Evan menatapnya. Dalam temaram, ia bisa melihat wajah merona istrinya itu. Evan bangkit. Ia pergi ke kamar mandi dan mengerjakan rutinitasnya selama ini.
Amara termangu beberapa saat di atas tempat tidurnya. Ia mengambil hape mengecek waktu. Masih sekitar satu jam sebelum subuh. Apa Evan biasa bangun sepagi ini? Mau tak mau Amara bangkit. Ia mengikat rambutnya kemudian melipat kembali selimutnya. Dirapikannya sebentar spreinya sebelum keluar dari ruang tidur.
Evan tampak sudah duduk di meja kerjanya dengan monitor PC yang menyala, termasuk juga laptopnya. Di pantry, ketel listriknya pun tampak menyala.
“Belum subuh. Kalau kamu gak biasa bangun pagi tidur lagi aja.”
Amara terdiam di tengah ruangan. Di rumahnya, ibunya adalah orang yang pertama bangun. Perempuan itu betul-betul tipe istri Jawa yang mengabdi pada suami. Mengurus segala kebutuhan suaminya dari laki-laki itu bangun di pagi hari hingga kembali terlelap di malam harinya.
“Kenapa?” Evan akhirnya bertanya melihat Amara hanya diam mematung di tengah ruangan.

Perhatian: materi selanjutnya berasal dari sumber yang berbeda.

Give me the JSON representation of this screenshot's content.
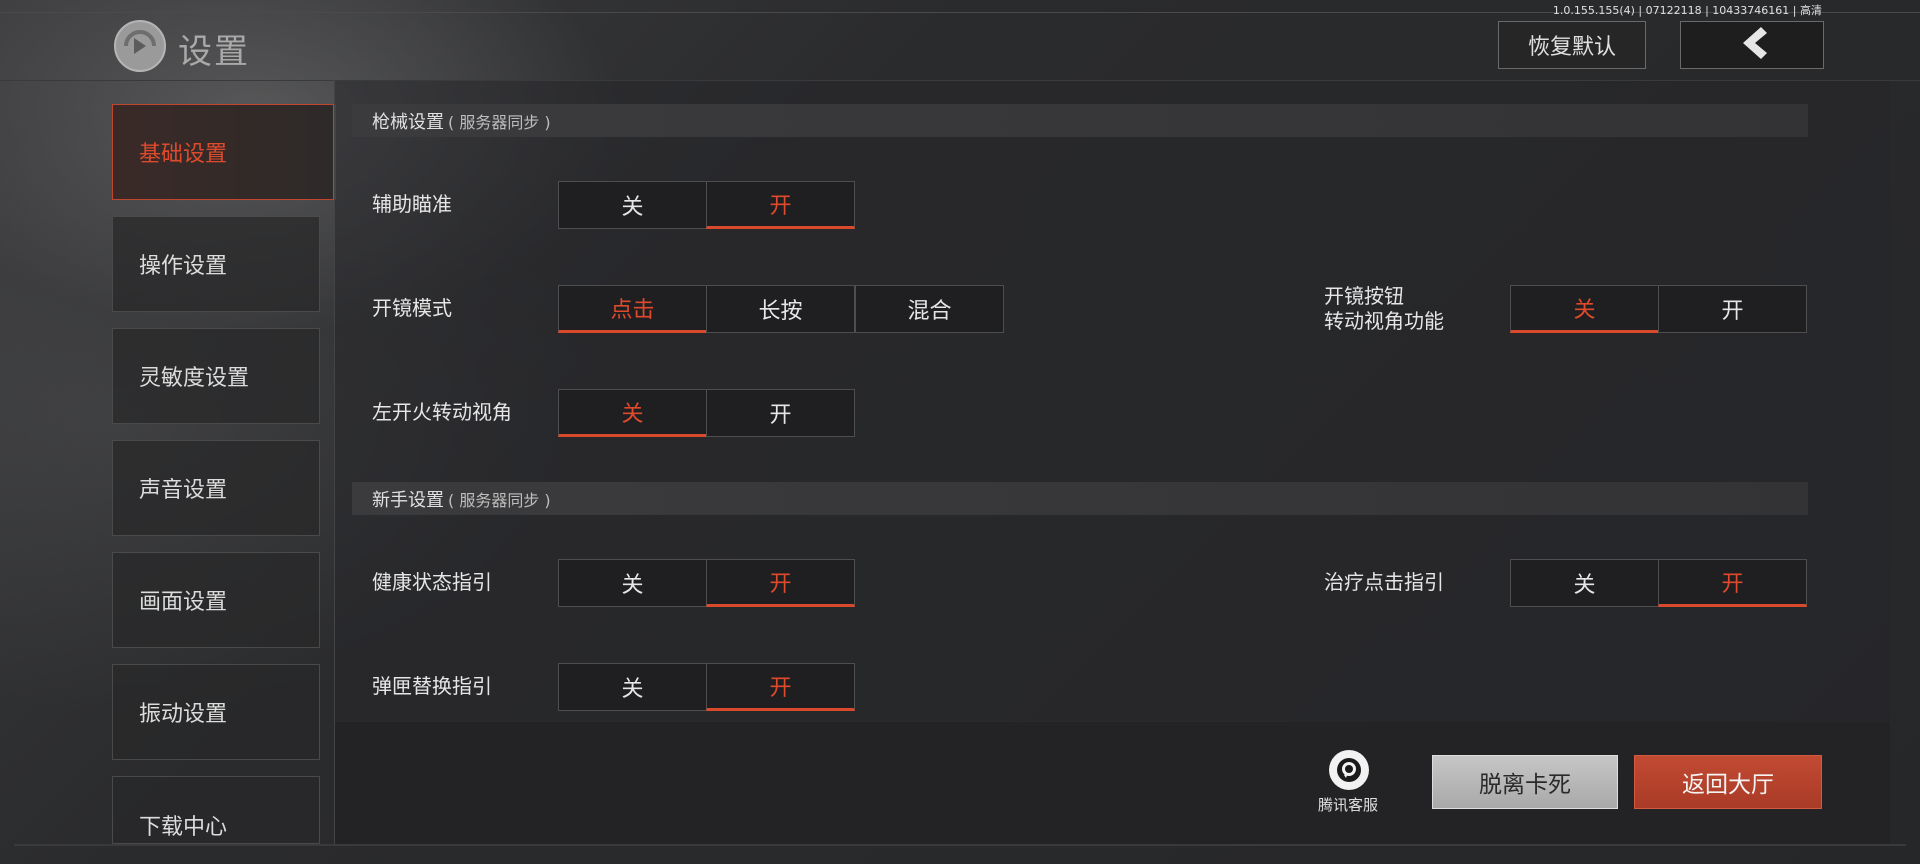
{
  "header": {
    "title": "设置",
    "version": "1.0.155.155(4) | 07122118 | 10433746161 | 高清",
    "restore_label": "恢复默认",
    "back_icon": "chevron-left-icon"
  },
  "sidebar": {
    "items": [
      {
        "label": "基础设置",
        "active": true
      },
      {
        "label": "操作设置",
        "active": false
      },
      {
        "label": "灵敏度设置",
        "active": false
      },
      {
        "label": "声音设置",
        "active": false
      },
      {
        "label": "画面设置",
        "active": false
      },
      {
        "label": "振动设置",
        "active": false
      },
      {
        "label": "下载中心",
        "active": false
      }
    ]
  },
  "sections": {
    "firearm": {
      "title": "枪械设置",
      "note": "( 服务器同步 )"
    },
    "newbie": {
      "title": "新手设置",
      "note": "( 服务器同步 )"
    }
  },
  "settings": {
    "aim_assist": {
      "label": "辅助瞄准",
      "options": [
        "关",
        "开"
      ],
      "selected": "开"
    },
    "scope_mode": {
      "label": "开镜模式",
      "options": [
        "点击",
        "长按",
        "混合"
      ],
      "selected": "点击"
    },
    "scope_button_rotate": {
      "label_line1": "开镜按钮",
      "label_line2": "转动视角功能",
      "options": [
        "关",
        "开"
      ],
      "selected": "关"
    },
    "left_fire_rotate": {
      "label": "左开火转动视角",
      "options": [
        "关",
        "开"
      ],
      "selected": "关"
    },
    "health_guide": {
      "label": "健康状态指引",
      "options": [
        "关",
        "开"
      ],
      "selected": "开"
    },
    "heal_click_guide": {
      "label": "治疗点击指引",
      "options": [
        "关",
        "开"
      ],
      "selected": "开"
    },
    "mag_swap_guide": {
      "label": "弹匣替换指引",
      "options": [
        "关",
        "开"
      ],
      "selected": "开"
    }
  },
  "footer": {
    "support_label": "腾讯客服",
    "support_icon": "customer-service-icon",
    "unstuck_label": "脱离卡死",
    "lobby_label": "返回大厅"
  },
  "colors": {
    "accent": "#e04a2c",
    "lobby_button": "#b4412c",
    "unstuck_button": "#b8b8b8"
  }
}
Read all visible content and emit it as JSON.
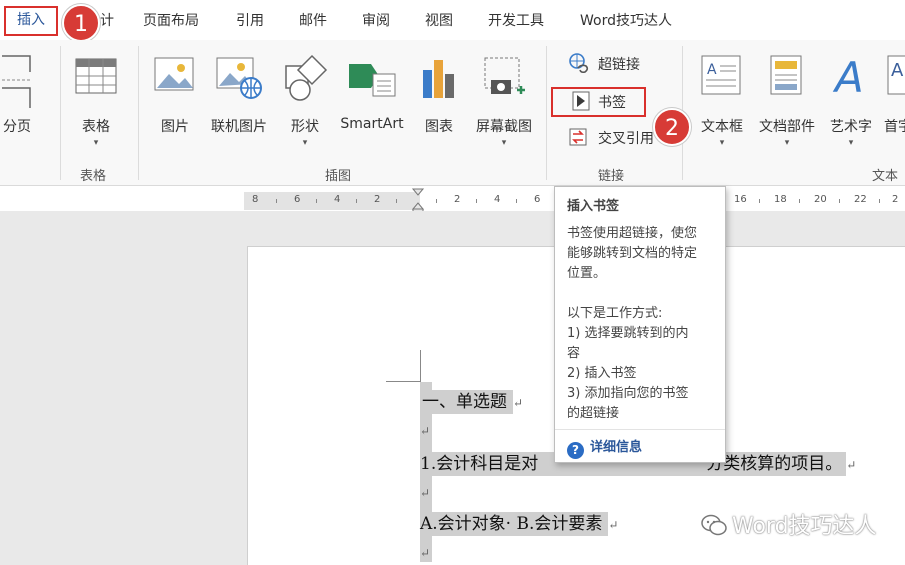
{
  "tabs": {
    "insert": "插入",
    "design_partial": "计",
    "page_layout": "页面布局",
    "references": "引用",
    "mailings": "邮件",
    "review": "审阅",
    "view": "视图",
    "developer": "开发工具",
    "addin": "Word技巧达人"
  },
  "badges": {
    "one": "1",
    "two": "2"
  },
  "ribbon": {
    "page_break": "分页",
    "table": "表格",
    "picture": "图片",
    "online_picture": "联机图片",
    "shapes": "形状",
    "smartart": "SmartArt",
    "chart": "图表",
    "screenshot": "屏幕截图",
    "hyperlink": "超链接",
    "bookmark": "书签",
    "cross_reference": "交叉引用",
    "textbox": "文本框",
    "quick_parts": "文档部件",
    "wordart": "艺术字",
    "dropcap_partial": "首字",
    "caret": "▾",
    "groups": {
      "tables": "表格",
      "illustrations": "插图",
      "links": "链接",
      "text": "文本"
    }
  },
  "ruler": {
    "labels": [
      "8",
      "6",
      "4",
      "2",
      "2",
      "4",
      "6",
      "16",
      "18",
      "20",
      "22",
      "2"
    ]
  },
  "tooltip": {
    "title": "插入书签",
    "desc_lines": [
      "书签使用超链接，使您",
      "能够跳转到文档的特定",
      "位置。"
    ],
    "how_lines": [
      "以下是工作方式:",
      "1) 选择要跳转到的内",
      "容",
      "2) 插入书签",
      "3) 添加指向您的书签",
      "的超链接"
    ],
    "help_icon": "?",
    "more_info": "详细信息"
  },
  "document": {
    "line1": "一、单选题",
    "line2a": "1.会计科目是对",
    "line2b": "分类核算的项目。",
    "line3": "A.会计对象· B.会计要素",
    "para_mark": "↵"
  },
  "watermark": "Word技巧达人",
  "colors": {
    "accent": "#2b579a",
    "highlight_red": "#d9302c",
    "badge_red": "#d73b36"
  }
}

“Mas Evan mau bikin kopi?” Amara akhirnya menemukan kalimat yang dirasanya pas untuk ia sampaikan.
“Aku bisa sendiri. Jangan terlalu ingin melayaniku. Aku khawatir jadi terlalu bergantung sama kamu.”
“Kata ibu, itu tugasku sebagai istri. Melayani suami.”
“Kamu bukan ibumu, Ara. Dan aku bukan bapakmu.”
Amara menatap Evan dengan wajah berbinar. Ini untuk pertama kalinya Evan memanggilnya Ara. Tak ada orang lain yang memanggilnya seperti itu selain keluarganya.
“Iya. Tapi aku gak mau jadi durhaka karena abai pada kebutuhan suami.”
Evan mengernyit. Ia menatap lekat wajah istrinya.
“Makan minum dan urusan lain, aku biasa mengurusnya sendiri. Tapi mungkin ada satu kebutuhanku yang hanya bisa dipenuhi oleh kamu”
“Apa?” Amara menatap penuh tanda tanya.
“Kebutuhan biologisku,” jawab Evan datar.
Amara terdiam. Wajahnya merona. Dia tak selugu itu hingga tak tahu apa yang suaminya maksudkan. Amara salah tingkah. Ia ingin kembali lagi ke ruang tidur agar tak perlu melihat wajah suaminya, tapi kakinya seakan terpaku.
“Aku suamimu. Dan kita bahkan belum melakukan malam pertama.”
Amara tertunduk. Rasanya ia begitu malu.
“Aku tidak dalam rangka menagihmu. Aku juga tidak akan memaksamu.”
“Maaf, Mas.”
“Kita juga tidak menikah hanya untuk itu kan?”
Amara menghela napas. Pertanyaan Evan seakan membuatnya harus berpikir ulang. Dia tak ingin pernikahannya hanya berakhir sia-sia.
“Aku minta maaf soal itu. Dan soal tadi,” gerakan tangan Amara menunjuk ruang tidur membuat Evan mengerti soal tadi mana yang dimaksudnya.
“It’s okay. Kita suami istri kan?”
Uap air dari ketel listrik mengalihkan perhatian Amara. “Mas mau bikin kopi kan?” ia mematikan ketel tersebut dan mengambil mug serta kopi.
Evan hanya tersenyum samar membiarkan Amara menyeduh kopinya. Ia harus menghargai upaya istrinya menghindar dari bahasan sensitif itu kan?